We are a commune of inquiring, skeptical, politically centrist, capitalist, anglophile, traditionalist New England Yankee humans, humanoids, and animals with many interests beyond and above politics. Each of us has had a high-school education (or GED), but all had ADD so didn't pay attention very well, especially the dogs. Each one of us does "try my best to be just like I am," and none of us enjoys working for others, including for Maggie, from whom we receive neither a nickel nor a dime. Freedom from nags, cranks, government, do-gooders, control-freaks and idiots is all that we ask for.
I did think about Johnny Reb as some poor farmer's son valiantly taking up arms to fight a northern invasion of his homeland. Not romanticizing it entirely, just a bit, but I hate, hate, hate that avoidable war.
'Chic' is not a word that comes to my mind when I think of The Band. They were too plain (I mean that as a compliment) and down-to-earth, too rural. Great band.
I doubt few of those who fought and died on both sides of what may (or may not) have been an 'avoidable' war had much insight into the history and politics that led to it and none of the protagonists had the benefit of our hindsight. Same applies to all wars-I'm just an Irishman looking in at these debates from across the Atlantic.
I'm not an expert on the Civil War, or even as well read as I should be. But, I'm fairly well read on the Revolutionary period. Dealing with slavery during the Constitutional Convention was impossible in terms of ending it and creating a government. I don't see how the Civil War was unavoidable. Maybe it could have happened differently or at a different time, but people were determined to keep their property and maintain their economic systems.

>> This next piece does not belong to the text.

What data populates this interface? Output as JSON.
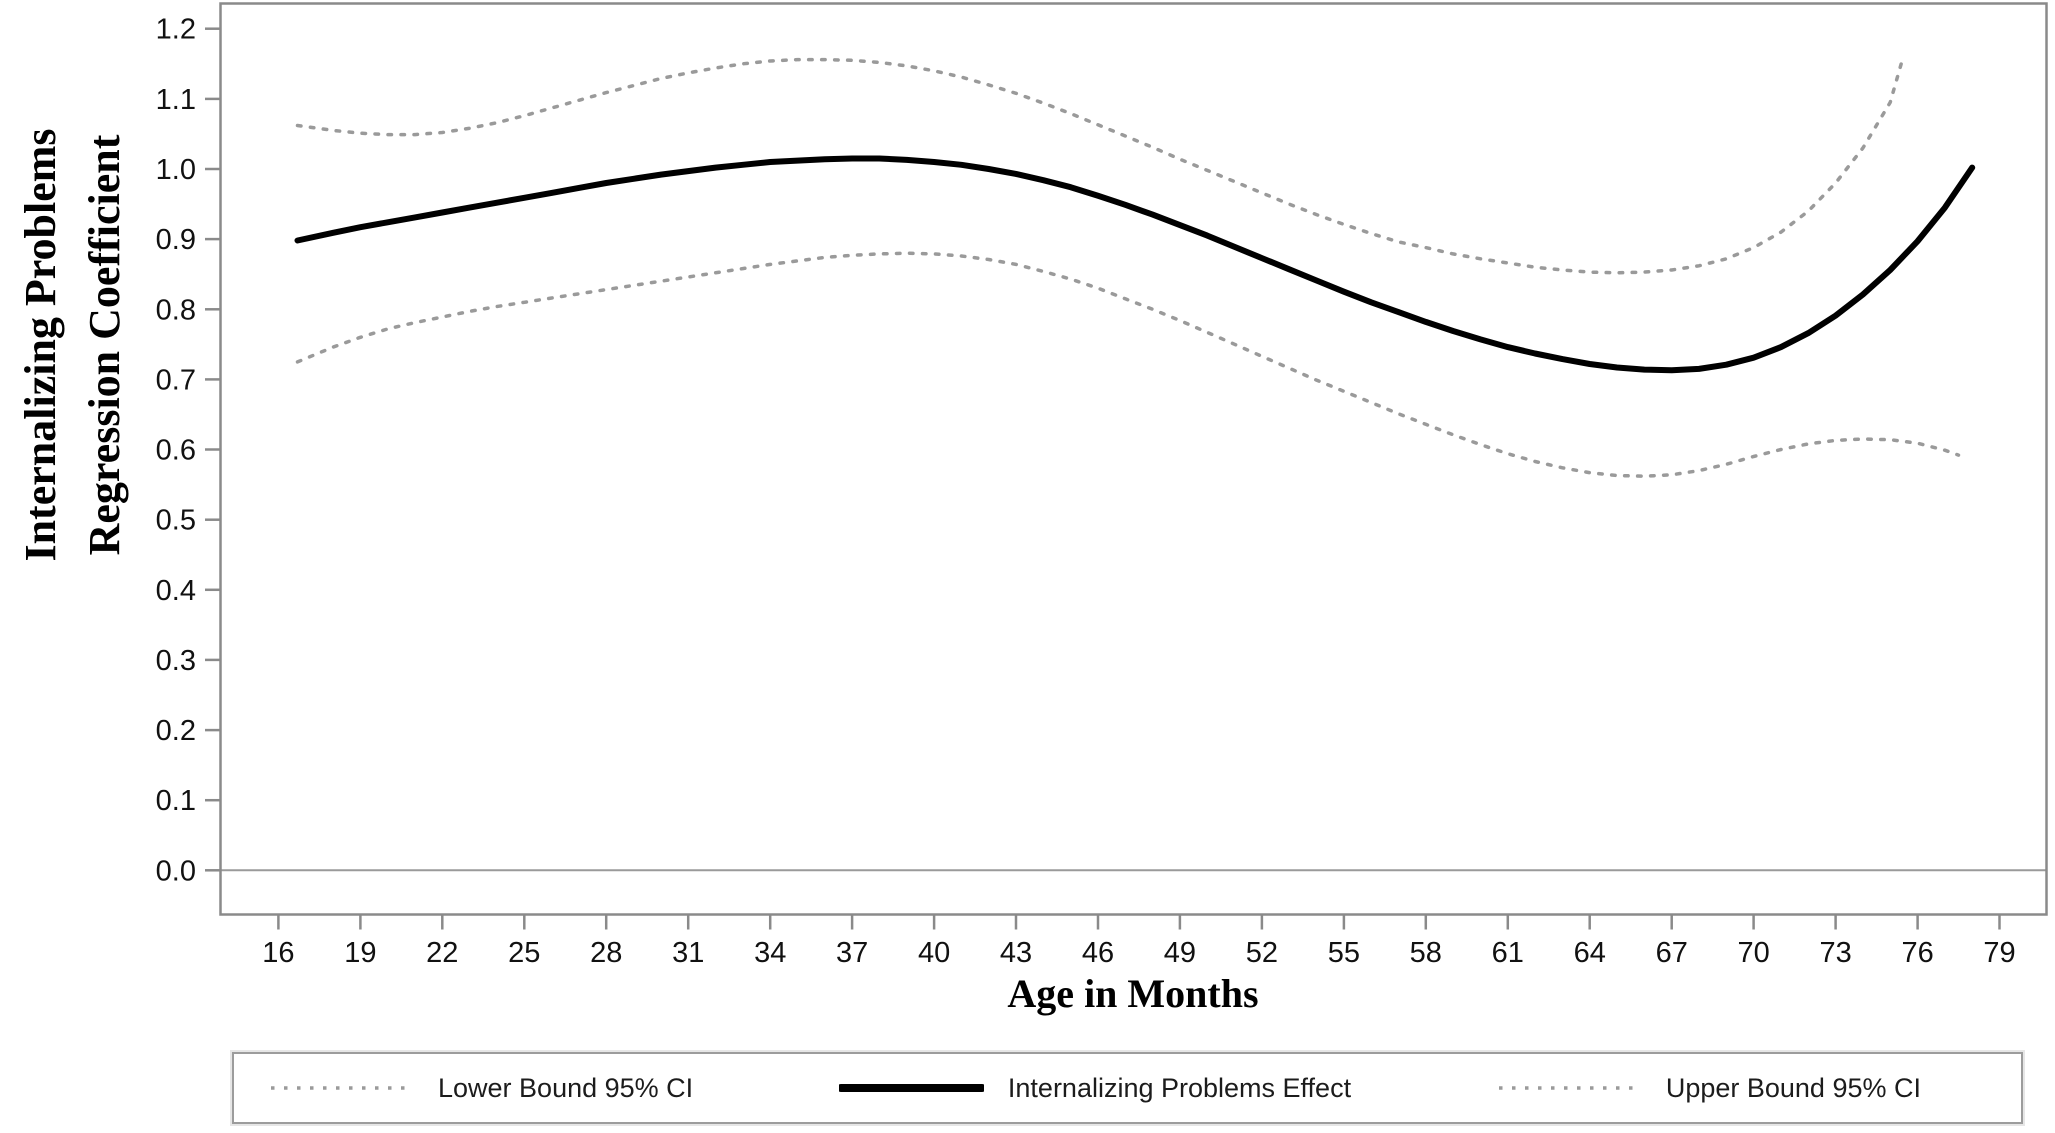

My dad's great grandfather was a Union soldier from Indiana of Scots-Irish descent during the Civil War. He lost a lung to battle and almost died during his imprisonment at Andersonville. He survived to move, eventually, to South Dakota to help settle the west. He did many things in his life to help that quest including being a meat hunter for the cavalry to being an indian hunter in order to secure a safe future for himself and his family. Can I judge his 150 years ago self from my lofty 21st century perch? Surely not. I today would not probably make his same choices, but to him those choices were certainly most rational and sane.
My family came to this country in the late 17th and 18th centuries, and through the south over the years winding up in Missouri. All of them were pretty darn religious and true to this country. I know that during the civil war one family member chose to move his family to Nicaragua so he wouldn't have to openly choose sides. When he brought them all back after the war he was murdered. I also have written affidavits from church member when a particular denomination split over the belief in slavery or not. Right or wrong it was a way of life for many all over the world and it still is, a fact that no one discusses as the US are the only bad guys. Being for southern culture doesn't mean you want slavery just the different kind of life than the north-easterners.